Сейчас, когда он был совершенно спокоен, когда нервы его перестали шалить, а
ум и чувства работали нормально, ему и самому стало казаться, что воспринять
его пьесу нелегко. "Вот оно что, - подумал он, - вперед мне наука: писать
нужно только тогда, когда я совершенно спокоен, когда нервы в порядке, а ум
и чувства не возбуждены. Словом, когда я в таком нормальном состоянии, как
сейчас". Несколько минут он сидел неподвижно, глядя на кончики своих
штиблет. А потом в голову ему закралась беспокойная мысль: "Но случалось ли
мне писать, если я не чувствовал себя немножко... ненормальным? Случалось
ли, чтобы мне захотелось писать, если мозг мой не работал особенно четко,
чувства не были обострены, а душа взволнована больше обычного! Никогда! Увы,
никогда! Так, значит, я жалкий ренегат, изменивший своему назначению в
жизни, и у меня нет ни проблеска надежды исправиться, стать не таким уж
недостойным художником! Ведь я просто не могу заставить себя писать, когда
меня не подгоняет какая-нибудь эмоция, усилившаяся за счет других. Так было
в прошлом, так будет и дальше: я никогда не смогу взяться за перо в
нормальном и спокойном состоянии, никогда не смогу удовлетворить то свое
"я", которое есть публика!" И еще он подумал: "Дело мое дрянь. Ибо
удовлетворять это нормальное "я", давать публике то, чего ей хочется, - для
этого, как говорят (и, наверно, не без основания) и существуют на свете
художники. "Хоэфоры" и "Прометей" Эсхила, "Эдип - царь" Софокла, Еврипидовы
"Троянки", "Медея" и "Ипполит", "Лир" Шекспира, "Фауст" Гете, "Призраки" и
"Пер Гюнт" Ибсена, "Власть тьмы" Толстого-все эти великие произведения,
очевидно, удовлетворяли нормальное "я" своих творцов; все, все без
исключения, были тем, чего хочется среднеарифметическому человеку, то есть
публике; ибо в этом, как нам известно, и состояло назначение их авторов, а
кто осмелится утверждать, что эти великие люди не были ему верны? Это просто
немыслимо. А между тем... между тем нас уверяют, да так оно и есть, что
именно для этих пьес в нашей стране нет настоящей публики! Стало быть,
Эсхил, Софокл, Еврипид, Шекспир, Гете, Ибсен, Толстой в величайших своих
творениях не дали публике того, чего ей хотелось, не удовлетворили
среднеарифметического человека, свое нормальное "я", и как художники не
оправдали своего назначения. Стало быть, они не были художниками, что явно
немыслимо; а стало быть, я так и не знаю, что такое публика!"

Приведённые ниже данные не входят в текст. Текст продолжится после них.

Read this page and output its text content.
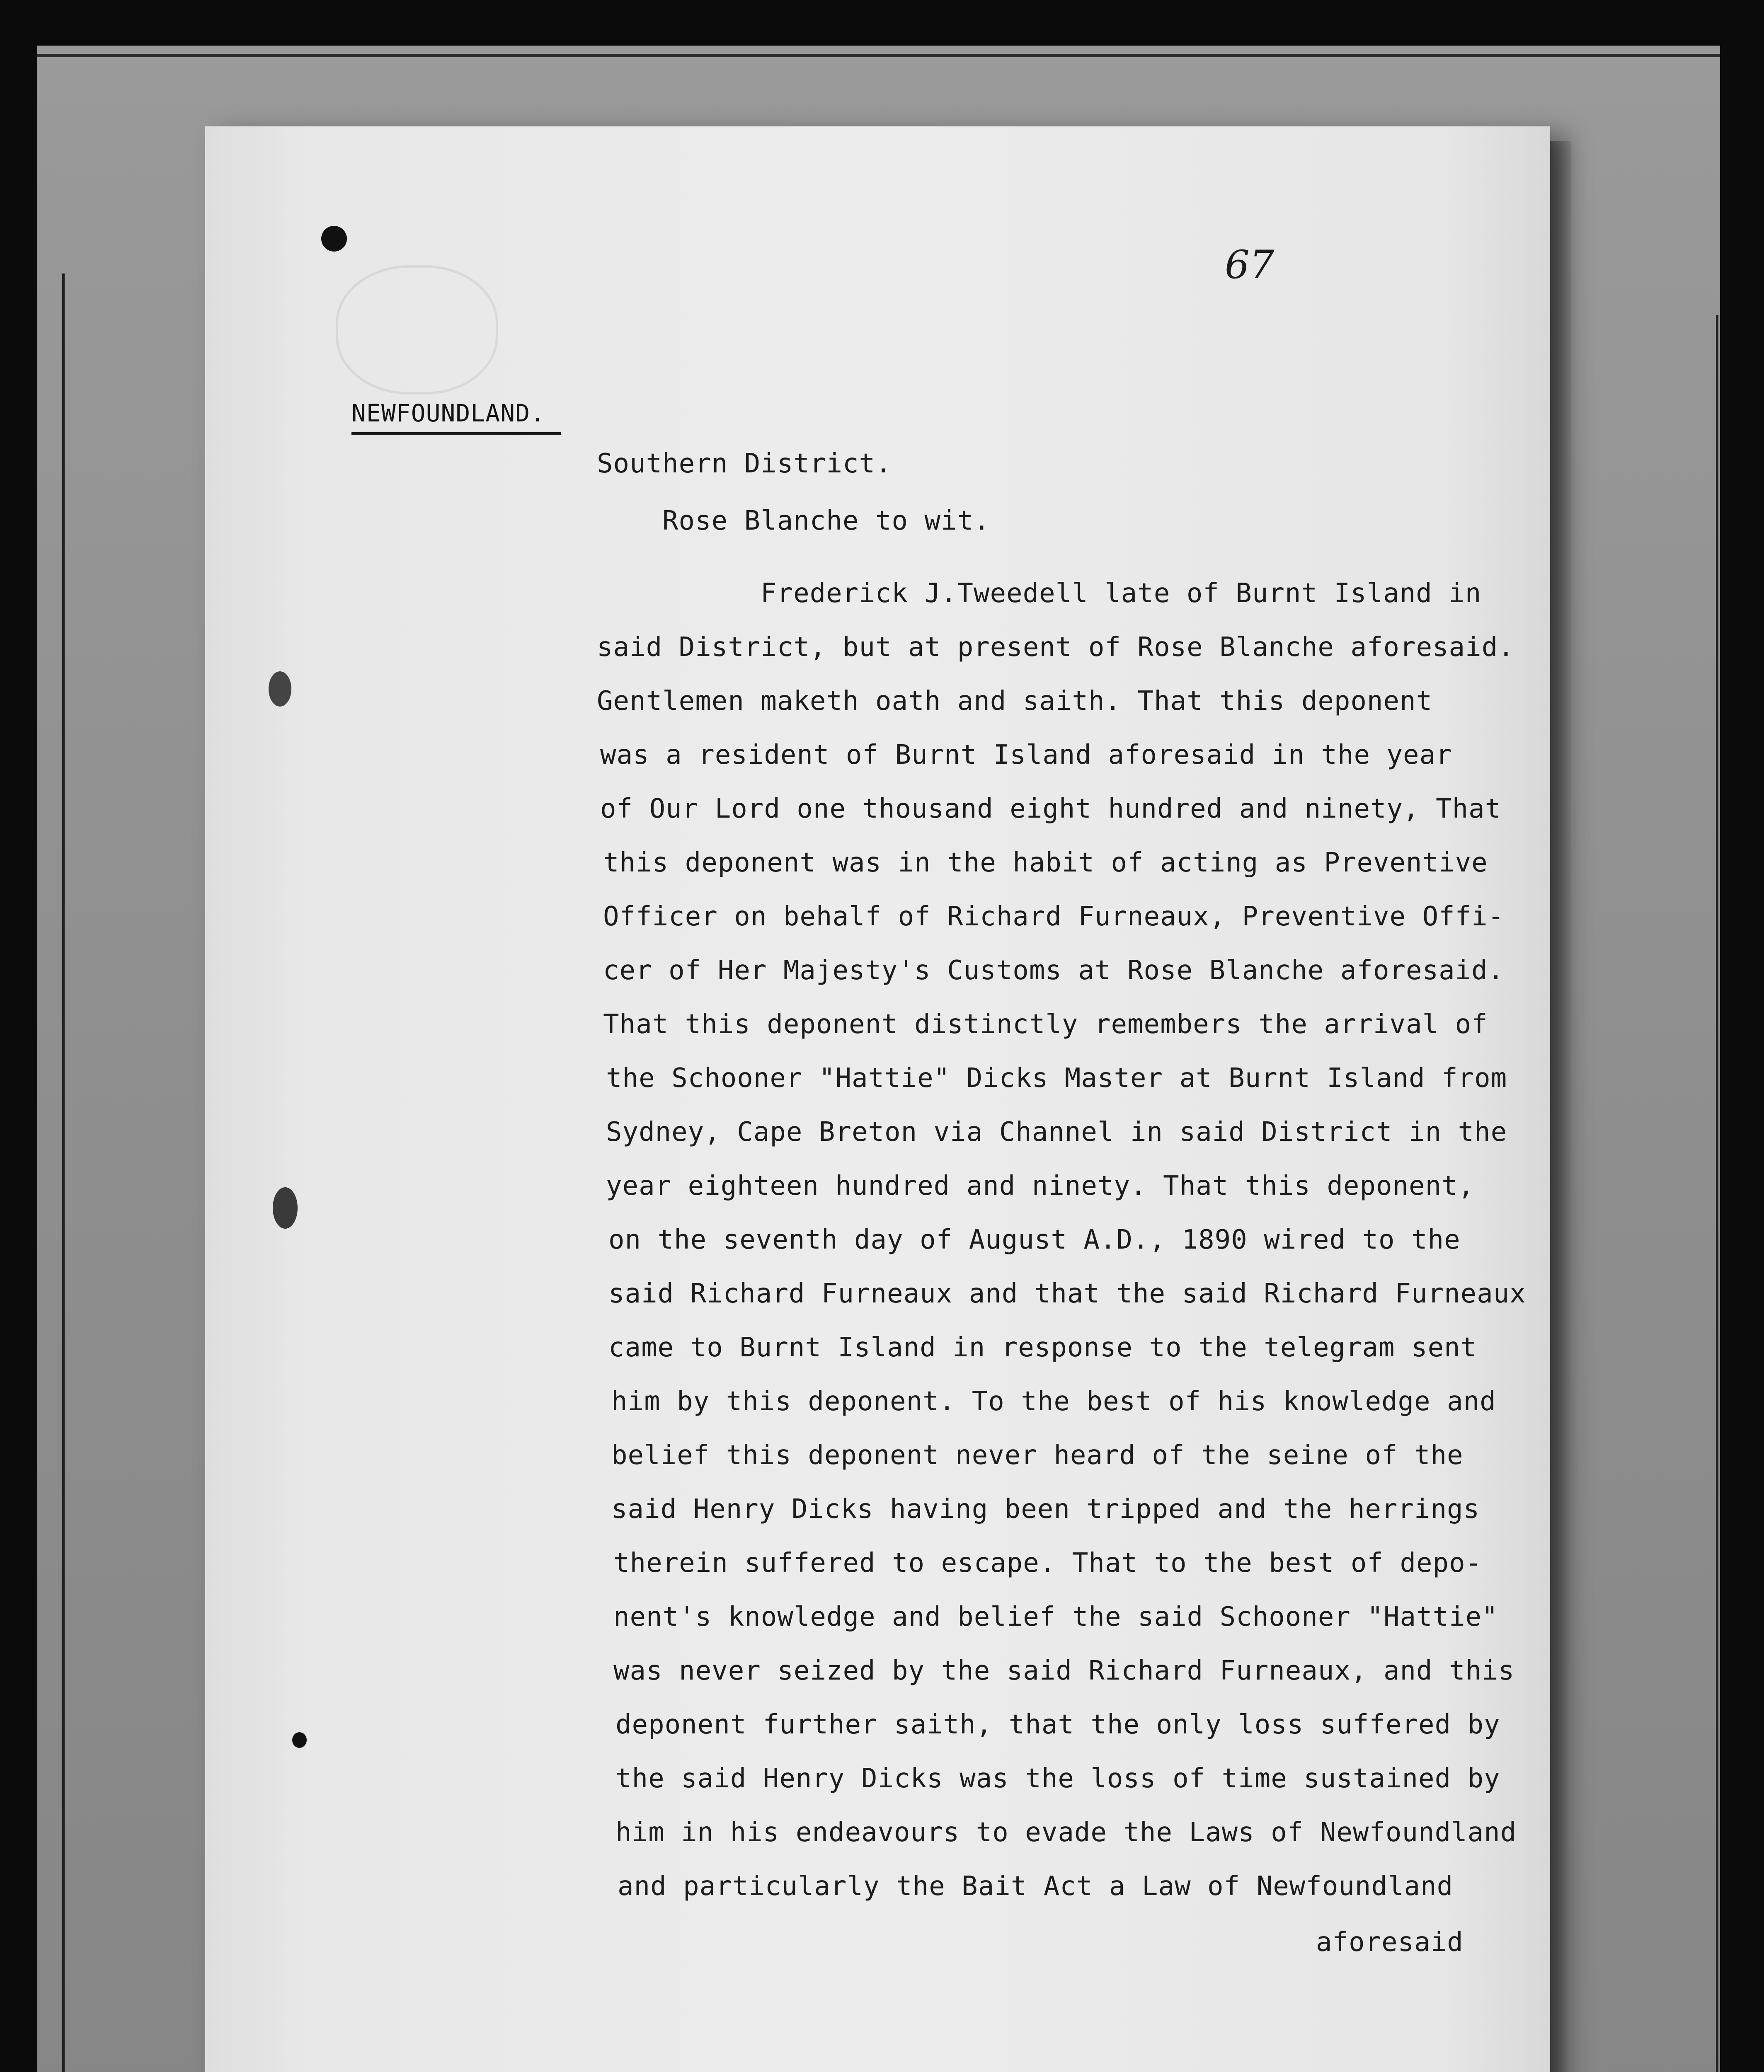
67
NEWFOUNDLAND.
Southern District.
Rose Blanche to wit.
Frederick J.Tweedell late of Burnt Island in
said District, but at present of Rose Blanche aforesaid.
Gentlemen maketh oath and saith. That this deponent
was a resident of Burnt Island aforesaid in the year
of Our Lord one thousand eight hundred and ninety, That
this deponent was in the habit of acting as Preventive
Officer on behalf of Richard Furneaux, Preventive Offi-
cer of Her Majesty's Customs at Rose Blanche aforesaid.
That this deponent distinctly remembers the arrival of
the Schooner "Hattie" Dicks Master at Burnt Island from
Sydney, Cape Breton via Channel in said District in the
year eighteen hundred and ninety. That this deponent,
on the seventh day of August A.D., 1890 wired to the
said Richard Furneaux and that the said Richard Furneaux
came to Burnt Island in response to the telegram sent
him by this deponent. To the best of his knowledge and
belief this deponent never heard of the seine of the
said Henry Dicks having been tripped and the herrings
therein suffered to escape. That to the best of depo-
nent's knowledge and belief the said Schooner "Hattie"
was never seized by the said Richard Furneaux, and this
deponent further saith, that the only loss suffered by
the said Henry Dicks was the loss of time sustained by
him in his endeavours to evade the Laws of Newfoundland
and particularly the Bait Act a Law of Newfoundland
aforesaid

И, поняв, что зашел в тупик и последняя надежда найти ответ рухнула,
писатель уронил голову на грудь.
Но тут в темный сад его отчаяния проник дрожащий проблеск света,
подобный слабому лучу луны. "А может быть, - подумал он, - может быть,
писатель просто не в состоянии вообразить публику до того, как пьеса
поставлена? (А тогда уже слишком поздно!) Иными словами, может, для него и
нет публики? Но если ее нет, тогда назначение мое не может состоять в том,
чтобы давать ей то, чего ей хочется. Тогда каково же мое назначение в жизни?
Что я, просто соломинка на ветру?" И, утомленный всеми этими неразрешимыми
вопросами, писатель задремал. Он задремал, и ему приснилось, что в темноте
он видит женщину и от нее исходит туманное сияние, какое летней ночью льется
в темноту от белых цветов вискарии. Женщина простирала вперед бледные руки,
повернутые ладонями вниз, трепещущие, как горлицы, когда опускаются на
крышу; и даже во мраке видны были ее глаза - серые, лучистые, с темными
ободками вокруг зрачков. Смотреть в эти глаза было немного жутко: они были
прекрасны, но пронизывали душу писателя насквозь и глядели дальше, мимо
него, словно ища нового в далеком странствии, где отдых под запретом.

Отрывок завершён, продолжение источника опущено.